Still, FHA loans are a good option for borrowers with credit scores that are below, say, 700. Today's lenders consider FICO scores of 740 or higher to be ideal. They'll reserve their lowest interest rates for borrowers with strong credit. And if your score is below 640, you'll find that only a smaller number of lenders will be willing to work with you. These lenders might recommend that you apply for an FHA loan if your score is too low.

FHA loans aren't just a good option for borrowers with weak credit, though. They're also a good choice for borrowers who don't have a lot of money for a down payment. If your FICO credit score is at least 580, you can qualify for an FHA loan that requires a down payment of just 3.5% of your home's purchase price.

For a home costing $180,000, that 3.5% down payment comes out to a manageable $6,300.

If your FICO credit score is at least 500, you can technically qualify for an FHA loan that requires a down payment of 10% of your home's final purchase price, which is still better than the 20% down payment that some conventional lenders will require.

The Downsides of an FHA Loan

There is a downside to FHA loans: They come with higher fees than conventional loans.

Extra Up Front Costs

If you take out an FHA loan, you'll have to pay two types of mortgage-insurance premiums. The first is an upfront premium of 1.75% of your total mortgage loan. If you take out a loan for $175,000, that comes out to $3,062.75 (you'll have to pay this premium when you take out the mortgage).
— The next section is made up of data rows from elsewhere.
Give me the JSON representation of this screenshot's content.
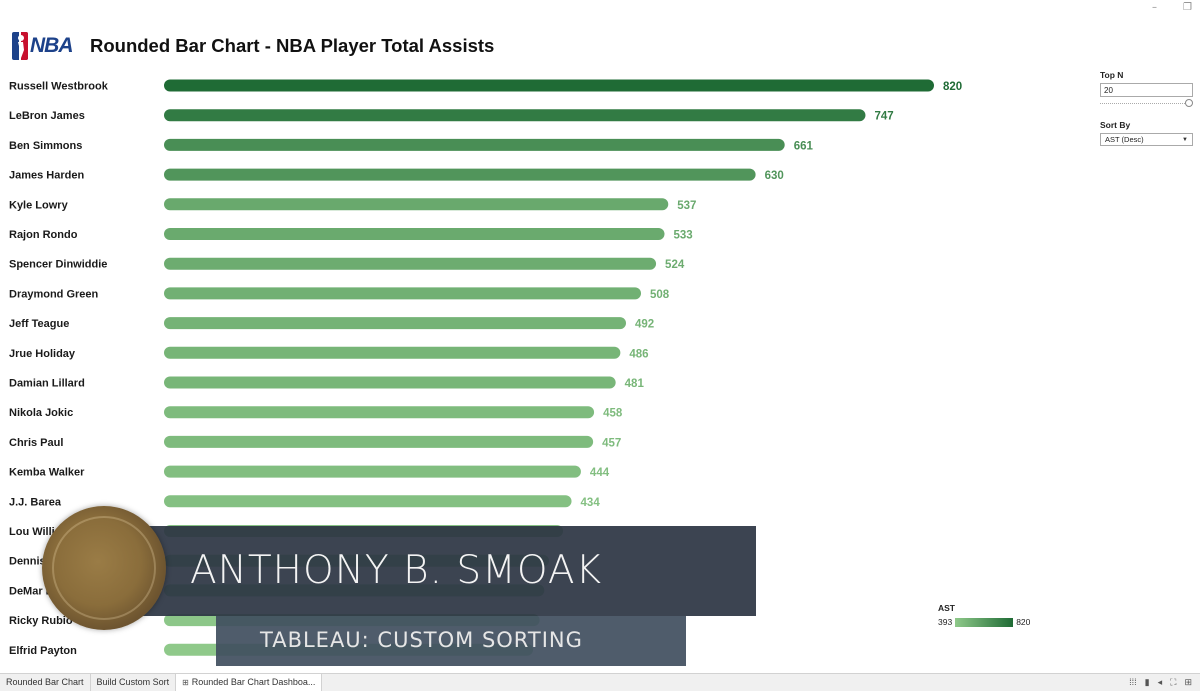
{
  "window": {
    "minimize": "–",
    "restore": "❐"
  },
  "header": {
    "logo_text": "NBA",
    "logo_icon": "nba-logo-icon",
    "title": "Rounded Bar Chart - NBA Player Total Assists"
  },
  "chart_data": {
    "type": "bar",
    "orientation": "horizontal",
    "title": "Rounded Bar Chart - NBA Player Total Assists",
    "categories": [
      "Russell Westbrook",
      "LeBron James",
      "Ben Simmons",
      "James Harden",
      "Kyle Lowry",
      "Rajon Rondo",
      "Spencer Dinwiddie",
      "Draymond Green",
      "Jeff Teague",
      "Jrue Holiday",
      "Damian Lillard",
      "Nikola Jokic",
      "Chris Paul",
      "Kemba Walker",
      "J.J. Barea",
      "Lou Williams",
      "Dennis Schröder",
      "DeMar DeRozan",
      "Ricky Rubio",
      "Elfrid Payton"
    ],
    "category_labels_visible": [
      "Russell Westbrook",
      "LeBron James",
      "Ben Simmons",
      "James Harden",
      "Kyle Lowry",
      "Rajon Rondo",
      "Spencer Dinwiddie",
      "Draymond Green",
      "Jeff Teague",
      "Jrue Holiday",
      "Damian Lillard",
      "Nikola Jokic",
      "Chris Paul",
      "Kemba Walker",
      "J.J. Barea",
      "Lou Williams",
      "Dennis Sc",
      "DeMar De",
      "Ricky Rubio",
      "Elfrid Payton"
    ],
    "values": [
      820,
      747,
      661,
      630,
      537,
      533,
      524,
      508,
      492,
      486,
      481,
      458,
      457,
      444,
      434,
      425,
      410,
      405,
      400,
      393
    ],
    "value_labels_visible": [
      true,
      true,
      true,
      true,
      true,
      true,
      true,
      true,
      true,
      true,
      true,
      true,
      true,
      true,
      true,
      false,
      false,
      false,
      false,
      false
    ],
    "xlim": [
      0,
      820
    ],
    "grid": false,
    "color_encoding": {
      "field": "AST",
      "min": 393,
      "max": 820,
      "color_min": "#8fc98a",
      "color_max": "#1f6b35"
    }
  },
  "controls": {
    "top_n": {
      "label": "Top N",
      "value": "20",
      "slider_level": 1.0
    },
    "sort_by": {
      "label": "Sort By",
      "value": "AST (Desc)",
      "icon": "caret-down-icon"
    }
  },
  "legend": {
    "title": "AST",
    "min_label": "393",
    "max_label": "820"
  },
  "overlay": {
    "name": "ANTHONY B. SMOAK",
    "subtitle": "TABLEAU: CUSTOM SORTING"
  },
  "tabs": [
    {
      "label": "Rounded Bar Chart",
      "active": false,
      "icon": ""
    },
    {
      "label": "Build Custom Sort",
      "active": false,
      "icon": ""
    },
    {
      "label": "Rounded Bar Chart Dashboa...",
      "active": true,
      "icon": "⊞"
    }
  ],
  "tab_tools": [
    "⁞⁞⁞",
    "▮",
    "◂",
    "⛶",
    "⊞"
  ]
}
You can either do this in one lump sum as a closing cost, or you can include it in your loan amount — turning, say, that $175,000 loan into $178,062.75 — and pay it off with each of your monthly payments.

Mortgage Insurance

An FHA loan also comes with an annual mortgage insurance premium that you'll have to pay each year. This annual fee depends on the length of your loan and the size of your down payment.
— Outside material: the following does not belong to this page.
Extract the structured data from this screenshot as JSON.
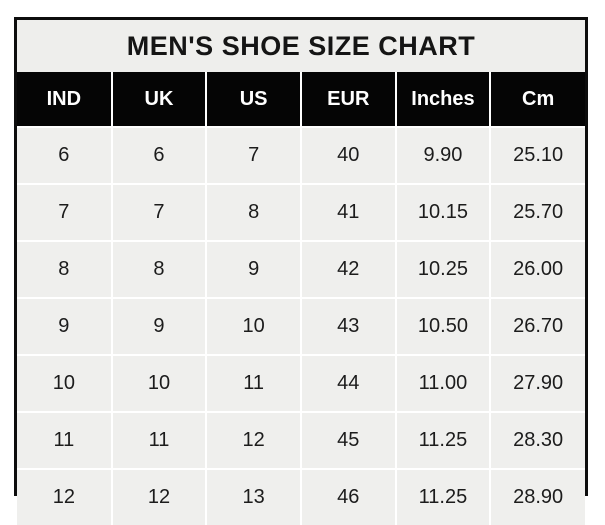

If you are taking out a 15-year loan and you put down less than 10% of your home's purchase price, your annual mortgage insurance premium will be 0.7% of your outstanding loan balance. If you put down 10% or more on a 15-year loan, your annual premium will be 0.45% of your loan balance.

If you take out a 30-year loan with a down payment of less than 5%, your annual mortgage insurance premium will be 0.85% of your loan's balance. If you put down more than 5% on a 30-year mortgage, that premium will be 0.8% of your balance.

So, if you put down 3.5% initially on a 30-year FHA loan and your loan's outstanding balance is $180,000, you'd pay $1,530 that year in mortgage insurance premiums. Again, you would pay that amount off in small amounts with each monthly mortgage payment.

Unlike conventional loans, you'll never be able to cancel the mortgage insurance premium. With conventional mortgages, you can cancel your mortgage insurance payments once your loan's balance is 80% or less than your home's market value.

So when you're deciding whether an FHA loan is right for you, you'll have to weigh whether the extra yearly fees are worth the convenience of those low down payments and looser credit requirements. For many borrowers who otherwise can't afford the dream of homeownership, the answer may be yes. But if saving a larger down payment for a traditional mortgage is feasible, it's likely to result in lower overall costs.

Did you buy a home with an FHA loan? What was the process like for you?